RECLASSIFICATIONS AND OTHER CHANGES
Certain prior year amounts in the statement of cash flows have been reclassified to conform with current year presentation.
SIGNIFICANT ACCOUNTING POLICIES
The significant accounting policies used in preparation of these condensed consolidated financial statements are disclosed in our Annual Report on Form 10-K for the fiscal year ended March 31, 2019 filed with the SEC on May 21, 2019, and there have been no changes to the Company's significant accounting policies during the three months ended June 30, 2019 except for the accounting policies described below that were updated as a result of adopting Accounting Standards Update ("ASU") 2016-02, Leases. All amounts and disclosures set forth herein are in compliance with this standard.
RECENTLY ADOPTED ACCOUNTING PRONOUNCEMENTS
Effective April 1, 2019, the Company adopted ASU No. 2016-02 (“ASU 2016-02”), Leases using the modified retrospective transition approach utilizing the effective date as the date of initial application.  ASU 2016-02 establishes a new lease accounting model for leases, which requires lessees to recognize right-of-use assets and lease liabilities on the balance sheet, but lease expense will be recognized on the income statement in a manner similar to previous requirements. Prior years presented have not been adjusted for ASU 2016-02 and continue to be reported in accordance with our historical accounting policy.
The new standard provides a number of optional practical expedients in transition. The Company has elected the package of practical expedients permitted under the new lease standard, which among other things, allows the carryforward the historical lease classification. As a result, there was no impact to opening retained earnings. The new standard also provides a practical expedient for an entity’s ongoing accounting. The Company has elected such practical expedient to not separate lease and non-lease components for all leases. It also made an accounting policy election to not recognize right-of-use assets and lease liabilities on the balance sheet for leases with a term of 12 months or less and will recognize lease payments as an expense on a straight-line basis over the lease term.
The adoption of the new lease standard resulted in the recognition of right-of-use assets and lease liabilities of approximately $20.0 million and $21.4 million, respectively, for existing operating leases. The adoption of the new lease standard did not have a material impact on the Company's accumulated deficit as of April 1, 2019.  For additional information on leases and the impact of the new lease standard, refer to Note 6.
RECENT ACCOUNTING PRONOUNCEMENTS
In August 2018, the Financial Accounting Standards Board ("FASB") issued ASU 2018-13, Fair Value Measurement (Topic 820), which makes modifications to disclosure requirements on fair value measurements. The amendment is effective for public companies with fiscal years beginning after December 15, 2019. Early adoption is permitted. The Company is currently assessing the impact of this pronouncement to its condensed consolidated financial statements.

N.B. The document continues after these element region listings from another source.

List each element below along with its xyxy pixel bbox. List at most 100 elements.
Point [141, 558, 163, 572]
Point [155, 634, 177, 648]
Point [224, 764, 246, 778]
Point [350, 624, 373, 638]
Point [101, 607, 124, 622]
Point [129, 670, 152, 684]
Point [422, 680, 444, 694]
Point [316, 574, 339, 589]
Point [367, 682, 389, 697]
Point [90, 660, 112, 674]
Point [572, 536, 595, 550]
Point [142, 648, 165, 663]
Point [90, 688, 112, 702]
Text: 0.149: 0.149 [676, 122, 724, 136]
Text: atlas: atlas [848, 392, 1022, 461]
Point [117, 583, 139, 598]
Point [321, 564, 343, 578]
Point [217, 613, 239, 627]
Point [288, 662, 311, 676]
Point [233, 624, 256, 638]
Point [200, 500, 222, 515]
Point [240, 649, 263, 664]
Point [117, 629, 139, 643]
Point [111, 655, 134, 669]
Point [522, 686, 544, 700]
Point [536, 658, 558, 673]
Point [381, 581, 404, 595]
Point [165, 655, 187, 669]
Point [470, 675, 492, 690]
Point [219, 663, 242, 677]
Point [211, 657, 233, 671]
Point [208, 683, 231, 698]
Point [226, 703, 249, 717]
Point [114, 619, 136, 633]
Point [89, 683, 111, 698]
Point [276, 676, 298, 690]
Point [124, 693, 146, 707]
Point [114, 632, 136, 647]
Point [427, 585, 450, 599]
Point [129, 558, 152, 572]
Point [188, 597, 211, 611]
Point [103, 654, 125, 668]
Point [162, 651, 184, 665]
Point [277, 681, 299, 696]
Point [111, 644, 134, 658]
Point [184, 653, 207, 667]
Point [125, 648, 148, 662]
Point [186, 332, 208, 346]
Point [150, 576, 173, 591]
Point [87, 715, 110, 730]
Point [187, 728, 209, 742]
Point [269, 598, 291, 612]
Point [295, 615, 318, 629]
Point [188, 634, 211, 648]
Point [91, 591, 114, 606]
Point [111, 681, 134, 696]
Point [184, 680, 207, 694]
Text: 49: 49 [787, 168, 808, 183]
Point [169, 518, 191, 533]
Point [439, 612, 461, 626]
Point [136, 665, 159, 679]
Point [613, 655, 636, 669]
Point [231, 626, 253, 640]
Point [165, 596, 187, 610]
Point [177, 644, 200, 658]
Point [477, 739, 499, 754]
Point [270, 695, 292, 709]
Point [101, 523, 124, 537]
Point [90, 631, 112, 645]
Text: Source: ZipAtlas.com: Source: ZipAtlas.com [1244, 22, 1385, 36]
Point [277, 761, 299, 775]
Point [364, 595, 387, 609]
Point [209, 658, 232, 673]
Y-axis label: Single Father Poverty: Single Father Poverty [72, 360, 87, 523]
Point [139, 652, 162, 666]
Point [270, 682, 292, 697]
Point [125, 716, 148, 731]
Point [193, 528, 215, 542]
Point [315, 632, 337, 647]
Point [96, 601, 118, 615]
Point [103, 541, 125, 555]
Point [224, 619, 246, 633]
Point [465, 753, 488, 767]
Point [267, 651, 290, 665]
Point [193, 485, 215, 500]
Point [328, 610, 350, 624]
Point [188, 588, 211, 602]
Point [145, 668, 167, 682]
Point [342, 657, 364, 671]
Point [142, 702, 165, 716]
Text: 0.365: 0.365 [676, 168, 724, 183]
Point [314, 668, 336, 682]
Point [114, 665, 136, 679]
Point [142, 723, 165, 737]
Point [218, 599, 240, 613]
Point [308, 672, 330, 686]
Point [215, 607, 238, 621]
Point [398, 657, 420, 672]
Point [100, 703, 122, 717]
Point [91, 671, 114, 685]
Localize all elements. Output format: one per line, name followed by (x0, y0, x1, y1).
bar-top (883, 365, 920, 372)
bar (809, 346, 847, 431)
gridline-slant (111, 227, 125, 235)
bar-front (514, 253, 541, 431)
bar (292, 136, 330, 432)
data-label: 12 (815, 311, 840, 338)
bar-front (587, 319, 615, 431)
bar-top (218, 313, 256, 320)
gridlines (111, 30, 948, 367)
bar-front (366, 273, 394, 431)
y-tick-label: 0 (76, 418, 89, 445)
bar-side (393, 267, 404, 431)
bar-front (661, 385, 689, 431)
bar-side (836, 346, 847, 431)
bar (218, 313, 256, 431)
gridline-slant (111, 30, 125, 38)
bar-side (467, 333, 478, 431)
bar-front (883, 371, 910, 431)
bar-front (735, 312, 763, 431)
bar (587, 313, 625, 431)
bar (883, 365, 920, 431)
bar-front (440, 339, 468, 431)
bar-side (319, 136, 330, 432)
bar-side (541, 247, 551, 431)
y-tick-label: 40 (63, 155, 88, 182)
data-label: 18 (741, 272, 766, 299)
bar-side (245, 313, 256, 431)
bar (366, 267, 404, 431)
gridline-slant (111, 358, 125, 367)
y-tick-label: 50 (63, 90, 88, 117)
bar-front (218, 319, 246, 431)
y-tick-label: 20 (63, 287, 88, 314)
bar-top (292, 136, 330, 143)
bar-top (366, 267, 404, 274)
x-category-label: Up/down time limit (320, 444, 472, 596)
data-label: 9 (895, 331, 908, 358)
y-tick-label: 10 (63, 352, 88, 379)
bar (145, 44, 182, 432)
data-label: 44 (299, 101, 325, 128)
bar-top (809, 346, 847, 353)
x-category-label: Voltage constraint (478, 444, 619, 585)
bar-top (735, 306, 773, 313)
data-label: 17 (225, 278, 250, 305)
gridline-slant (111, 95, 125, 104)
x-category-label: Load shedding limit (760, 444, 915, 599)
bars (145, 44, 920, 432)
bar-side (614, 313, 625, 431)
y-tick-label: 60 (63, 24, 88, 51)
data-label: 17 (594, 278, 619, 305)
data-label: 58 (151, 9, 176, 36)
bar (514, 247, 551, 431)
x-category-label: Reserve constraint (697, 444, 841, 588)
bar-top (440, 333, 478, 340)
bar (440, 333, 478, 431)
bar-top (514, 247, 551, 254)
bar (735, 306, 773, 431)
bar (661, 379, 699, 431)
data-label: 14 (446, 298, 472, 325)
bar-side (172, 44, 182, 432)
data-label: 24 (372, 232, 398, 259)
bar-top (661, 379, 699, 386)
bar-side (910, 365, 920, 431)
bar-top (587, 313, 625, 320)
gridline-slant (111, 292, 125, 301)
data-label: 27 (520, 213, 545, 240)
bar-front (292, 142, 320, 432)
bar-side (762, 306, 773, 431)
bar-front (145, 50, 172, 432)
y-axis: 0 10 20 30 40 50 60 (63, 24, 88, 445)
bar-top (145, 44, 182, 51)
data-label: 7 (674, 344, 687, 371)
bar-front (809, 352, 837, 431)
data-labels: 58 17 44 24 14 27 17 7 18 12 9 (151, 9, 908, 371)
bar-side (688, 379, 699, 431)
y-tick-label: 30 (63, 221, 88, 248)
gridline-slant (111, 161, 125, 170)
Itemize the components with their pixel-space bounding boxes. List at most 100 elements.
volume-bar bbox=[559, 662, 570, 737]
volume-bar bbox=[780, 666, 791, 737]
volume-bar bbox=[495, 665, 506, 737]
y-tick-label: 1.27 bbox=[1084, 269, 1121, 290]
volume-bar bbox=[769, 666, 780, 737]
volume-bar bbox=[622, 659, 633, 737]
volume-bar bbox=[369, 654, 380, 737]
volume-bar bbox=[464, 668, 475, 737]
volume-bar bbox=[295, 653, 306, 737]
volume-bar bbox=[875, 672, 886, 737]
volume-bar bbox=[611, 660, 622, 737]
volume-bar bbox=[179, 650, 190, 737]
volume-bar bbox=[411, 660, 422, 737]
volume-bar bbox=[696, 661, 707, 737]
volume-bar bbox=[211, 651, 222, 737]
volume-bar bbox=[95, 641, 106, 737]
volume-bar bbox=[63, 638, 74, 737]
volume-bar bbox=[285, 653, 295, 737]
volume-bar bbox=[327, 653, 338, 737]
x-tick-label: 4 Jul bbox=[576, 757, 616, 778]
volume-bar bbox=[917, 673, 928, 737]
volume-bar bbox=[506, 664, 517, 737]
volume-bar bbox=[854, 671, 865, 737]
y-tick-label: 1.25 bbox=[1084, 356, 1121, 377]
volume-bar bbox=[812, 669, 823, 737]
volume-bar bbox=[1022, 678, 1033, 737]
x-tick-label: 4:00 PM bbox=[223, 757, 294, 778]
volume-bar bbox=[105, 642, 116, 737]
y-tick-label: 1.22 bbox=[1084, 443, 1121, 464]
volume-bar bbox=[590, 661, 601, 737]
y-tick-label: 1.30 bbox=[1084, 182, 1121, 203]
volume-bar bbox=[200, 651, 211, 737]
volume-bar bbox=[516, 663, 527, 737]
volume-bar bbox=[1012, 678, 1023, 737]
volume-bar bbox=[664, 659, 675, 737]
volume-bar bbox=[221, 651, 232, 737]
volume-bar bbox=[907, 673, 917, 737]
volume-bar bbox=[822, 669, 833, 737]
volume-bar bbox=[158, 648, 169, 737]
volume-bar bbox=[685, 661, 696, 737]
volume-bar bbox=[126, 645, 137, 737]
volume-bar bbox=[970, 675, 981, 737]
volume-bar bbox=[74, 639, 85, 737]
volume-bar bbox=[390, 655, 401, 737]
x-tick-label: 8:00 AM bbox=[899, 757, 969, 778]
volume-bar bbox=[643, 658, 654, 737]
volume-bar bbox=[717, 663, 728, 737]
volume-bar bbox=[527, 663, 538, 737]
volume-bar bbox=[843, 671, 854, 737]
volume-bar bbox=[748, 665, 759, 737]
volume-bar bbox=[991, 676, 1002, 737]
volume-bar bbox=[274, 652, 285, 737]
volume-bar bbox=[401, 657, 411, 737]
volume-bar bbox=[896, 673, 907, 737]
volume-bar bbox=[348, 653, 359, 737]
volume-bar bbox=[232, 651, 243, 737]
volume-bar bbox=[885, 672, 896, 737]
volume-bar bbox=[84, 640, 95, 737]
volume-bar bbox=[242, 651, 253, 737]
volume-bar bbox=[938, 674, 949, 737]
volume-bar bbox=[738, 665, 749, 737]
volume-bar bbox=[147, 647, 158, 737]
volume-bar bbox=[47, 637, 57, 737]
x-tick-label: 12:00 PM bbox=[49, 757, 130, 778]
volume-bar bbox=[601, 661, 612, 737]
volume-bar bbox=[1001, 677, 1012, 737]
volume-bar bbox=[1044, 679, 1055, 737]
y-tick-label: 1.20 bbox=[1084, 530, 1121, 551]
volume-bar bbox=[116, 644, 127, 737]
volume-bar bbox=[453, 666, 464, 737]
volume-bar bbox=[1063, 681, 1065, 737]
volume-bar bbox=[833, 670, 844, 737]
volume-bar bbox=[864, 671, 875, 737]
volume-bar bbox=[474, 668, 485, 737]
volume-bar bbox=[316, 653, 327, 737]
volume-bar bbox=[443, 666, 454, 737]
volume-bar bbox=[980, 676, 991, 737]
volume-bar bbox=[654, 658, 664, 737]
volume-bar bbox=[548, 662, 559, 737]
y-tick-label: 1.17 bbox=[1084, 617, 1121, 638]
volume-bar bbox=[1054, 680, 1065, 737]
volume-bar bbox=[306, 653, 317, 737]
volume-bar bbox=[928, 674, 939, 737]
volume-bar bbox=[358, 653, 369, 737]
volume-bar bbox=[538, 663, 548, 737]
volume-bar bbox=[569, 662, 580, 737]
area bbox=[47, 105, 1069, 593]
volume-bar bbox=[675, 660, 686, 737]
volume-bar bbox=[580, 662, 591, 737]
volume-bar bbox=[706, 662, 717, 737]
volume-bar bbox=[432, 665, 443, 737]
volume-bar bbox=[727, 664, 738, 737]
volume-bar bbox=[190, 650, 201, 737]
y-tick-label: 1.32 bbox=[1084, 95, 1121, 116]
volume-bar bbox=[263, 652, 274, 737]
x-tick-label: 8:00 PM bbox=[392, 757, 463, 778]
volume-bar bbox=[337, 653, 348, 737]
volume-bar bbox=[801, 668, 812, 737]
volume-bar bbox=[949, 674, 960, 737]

In August 2018, the FASB issued ASU 2018-15, Intangibles-Goodwill and Other-Internal Use Software (Subtopic 350-40), which reduces complexity for the accounting for costs of implementing a cloud computing service arrangement. The amendment is effective for public companies with fiscal years beginning after December 15, 2019. Early adoption is permitted. The Company is currently assessing the impact of this pronouncement to its condensed consolidated financial statements.